Other court judgments include the:

  • Commercial Court considering the validity of a demand made under a performance bond.
  • TCC awarding indemnity costs where the parties failed to settle and the claimant advanced poor expert evidence, which Matt Molloy discussed.
  • TCC imposing costs penalties for parties who should have settled sooner.
  • Court of Appeal holding a one-month delay did not give rise to a right to terminate the contract.
  • TCC finding a contractor not liable in contract or nuisance for damage to a sewer caused by concrete.

It has also been a bumper month for public procurement news, with the courts refusing to amend a claim form, dismissing an application that a claim was time-barred and refusing to order specific disclosure. Elsewhere, we have seen a report on government procurement, an agreement on a package of EU reforms, a Welsh construction procurement strategy, an update on modernising the procurement rules, guidance on tax compliance in procurement and a consultation on PF2. We also told you about June’s key public  procurement cases and other noteworthy procurement news, and Adrian Magnus and Stuart Stock discussed the “in-house” exception.

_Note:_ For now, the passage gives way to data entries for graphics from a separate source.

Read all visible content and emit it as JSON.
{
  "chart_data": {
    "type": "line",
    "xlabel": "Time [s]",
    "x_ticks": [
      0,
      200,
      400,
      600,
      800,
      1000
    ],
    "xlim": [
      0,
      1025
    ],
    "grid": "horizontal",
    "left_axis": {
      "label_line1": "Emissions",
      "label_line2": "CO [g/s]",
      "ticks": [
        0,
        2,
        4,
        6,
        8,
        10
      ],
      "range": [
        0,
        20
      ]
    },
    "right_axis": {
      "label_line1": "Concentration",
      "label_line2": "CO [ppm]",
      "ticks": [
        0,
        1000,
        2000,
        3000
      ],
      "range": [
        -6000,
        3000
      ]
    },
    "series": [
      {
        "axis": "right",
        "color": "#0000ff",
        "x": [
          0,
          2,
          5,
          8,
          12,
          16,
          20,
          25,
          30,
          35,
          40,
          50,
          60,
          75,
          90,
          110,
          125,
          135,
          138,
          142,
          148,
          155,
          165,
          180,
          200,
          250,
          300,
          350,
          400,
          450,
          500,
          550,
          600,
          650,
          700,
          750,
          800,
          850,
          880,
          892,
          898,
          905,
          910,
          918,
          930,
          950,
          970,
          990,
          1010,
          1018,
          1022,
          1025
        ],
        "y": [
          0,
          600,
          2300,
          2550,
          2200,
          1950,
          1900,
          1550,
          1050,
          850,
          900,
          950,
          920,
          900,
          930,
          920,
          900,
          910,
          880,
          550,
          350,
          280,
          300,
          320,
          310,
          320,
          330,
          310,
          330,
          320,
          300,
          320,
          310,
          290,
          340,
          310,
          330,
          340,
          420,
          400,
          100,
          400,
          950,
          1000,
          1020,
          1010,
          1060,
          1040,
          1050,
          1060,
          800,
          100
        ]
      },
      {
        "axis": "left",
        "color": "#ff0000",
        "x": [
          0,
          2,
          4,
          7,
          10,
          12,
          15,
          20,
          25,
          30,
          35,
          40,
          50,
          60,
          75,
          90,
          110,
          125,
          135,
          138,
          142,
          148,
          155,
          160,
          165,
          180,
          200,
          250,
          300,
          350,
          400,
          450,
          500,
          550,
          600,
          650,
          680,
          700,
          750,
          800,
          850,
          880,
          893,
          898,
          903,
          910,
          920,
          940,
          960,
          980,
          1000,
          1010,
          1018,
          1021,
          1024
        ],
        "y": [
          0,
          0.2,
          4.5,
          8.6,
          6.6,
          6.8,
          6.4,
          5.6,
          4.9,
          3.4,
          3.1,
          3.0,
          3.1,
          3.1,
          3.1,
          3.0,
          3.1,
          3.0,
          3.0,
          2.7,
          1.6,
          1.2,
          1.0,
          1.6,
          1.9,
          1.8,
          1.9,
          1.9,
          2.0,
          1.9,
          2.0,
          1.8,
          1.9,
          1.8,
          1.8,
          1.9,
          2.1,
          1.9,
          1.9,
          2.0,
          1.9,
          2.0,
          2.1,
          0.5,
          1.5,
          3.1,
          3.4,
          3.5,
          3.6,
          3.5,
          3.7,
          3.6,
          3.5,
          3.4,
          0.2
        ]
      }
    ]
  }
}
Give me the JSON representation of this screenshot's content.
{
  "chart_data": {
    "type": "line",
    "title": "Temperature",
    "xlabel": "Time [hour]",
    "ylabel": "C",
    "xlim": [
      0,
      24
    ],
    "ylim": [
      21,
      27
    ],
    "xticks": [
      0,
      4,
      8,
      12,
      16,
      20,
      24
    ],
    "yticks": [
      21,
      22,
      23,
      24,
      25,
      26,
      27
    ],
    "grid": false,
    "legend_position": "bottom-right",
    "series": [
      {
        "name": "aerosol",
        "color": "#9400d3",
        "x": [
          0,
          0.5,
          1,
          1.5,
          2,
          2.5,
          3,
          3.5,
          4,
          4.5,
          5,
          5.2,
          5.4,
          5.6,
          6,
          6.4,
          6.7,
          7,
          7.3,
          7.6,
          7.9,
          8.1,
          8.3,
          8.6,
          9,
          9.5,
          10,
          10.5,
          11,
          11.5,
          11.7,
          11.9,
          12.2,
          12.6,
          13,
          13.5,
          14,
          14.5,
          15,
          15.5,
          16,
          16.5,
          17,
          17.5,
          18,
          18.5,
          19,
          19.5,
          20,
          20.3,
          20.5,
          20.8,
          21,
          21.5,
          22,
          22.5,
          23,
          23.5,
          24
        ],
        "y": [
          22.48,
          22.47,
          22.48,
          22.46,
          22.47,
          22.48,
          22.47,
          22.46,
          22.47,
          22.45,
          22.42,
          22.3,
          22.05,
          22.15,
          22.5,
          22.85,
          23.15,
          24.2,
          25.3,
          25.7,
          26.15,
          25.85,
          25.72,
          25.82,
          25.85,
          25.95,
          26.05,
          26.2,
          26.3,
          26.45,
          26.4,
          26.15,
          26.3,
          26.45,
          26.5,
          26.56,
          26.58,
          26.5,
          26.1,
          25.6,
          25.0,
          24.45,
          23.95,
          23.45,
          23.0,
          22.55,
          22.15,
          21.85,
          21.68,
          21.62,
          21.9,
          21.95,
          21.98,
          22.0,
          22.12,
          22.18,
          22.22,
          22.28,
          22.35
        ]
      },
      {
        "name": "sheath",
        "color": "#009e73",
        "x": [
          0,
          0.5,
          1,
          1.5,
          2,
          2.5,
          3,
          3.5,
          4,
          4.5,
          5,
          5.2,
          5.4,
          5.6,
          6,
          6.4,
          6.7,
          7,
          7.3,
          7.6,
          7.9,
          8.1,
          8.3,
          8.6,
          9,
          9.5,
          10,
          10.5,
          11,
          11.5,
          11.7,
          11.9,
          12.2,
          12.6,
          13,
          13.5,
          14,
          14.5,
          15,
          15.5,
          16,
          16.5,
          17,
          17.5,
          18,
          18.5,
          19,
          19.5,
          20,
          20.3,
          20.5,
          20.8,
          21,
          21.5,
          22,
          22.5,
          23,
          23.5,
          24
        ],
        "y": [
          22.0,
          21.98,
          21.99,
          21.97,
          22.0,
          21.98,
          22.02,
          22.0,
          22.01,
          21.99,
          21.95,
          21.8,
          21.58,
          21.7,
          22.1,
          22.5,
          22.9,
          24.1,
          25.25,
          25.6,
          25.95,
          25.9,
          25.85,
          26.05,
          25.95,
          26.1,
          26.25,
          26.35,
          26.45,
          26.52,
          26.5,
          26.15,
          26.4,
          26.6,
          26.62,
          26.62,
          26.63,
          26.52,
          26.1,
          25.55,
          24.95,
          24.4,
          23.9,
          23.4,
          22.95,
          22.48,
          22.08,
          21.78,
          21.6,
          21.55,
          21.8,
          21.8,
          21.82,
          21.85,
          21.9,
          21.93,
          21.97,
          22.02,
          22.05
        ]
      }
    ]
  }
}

In other news, Natalie Wardle discussed the breach of good faith obligations in construction contracts, Elizabeth King discussed BIM, we told you about issuing contracts with electronic copies of drawings, we published a note on the Construction 2025 industrial strategy, Elizabeth Repper continued her series on mediation, with a look at recent case law on mediation and costs management, Matt Molloy considered Walter Lilly v Mackay and we published a half-year case review.

On the environment and health and safety front, the government unveiled its changes to Part L of the Building Regulations, the HSE published draft RIDDOR guidance, the EU is consulting on sustainable buildings, the CDM Regulations are changing and the Welsh government is introducing sprinkler systems and other changes to Part L of the Building Regulations.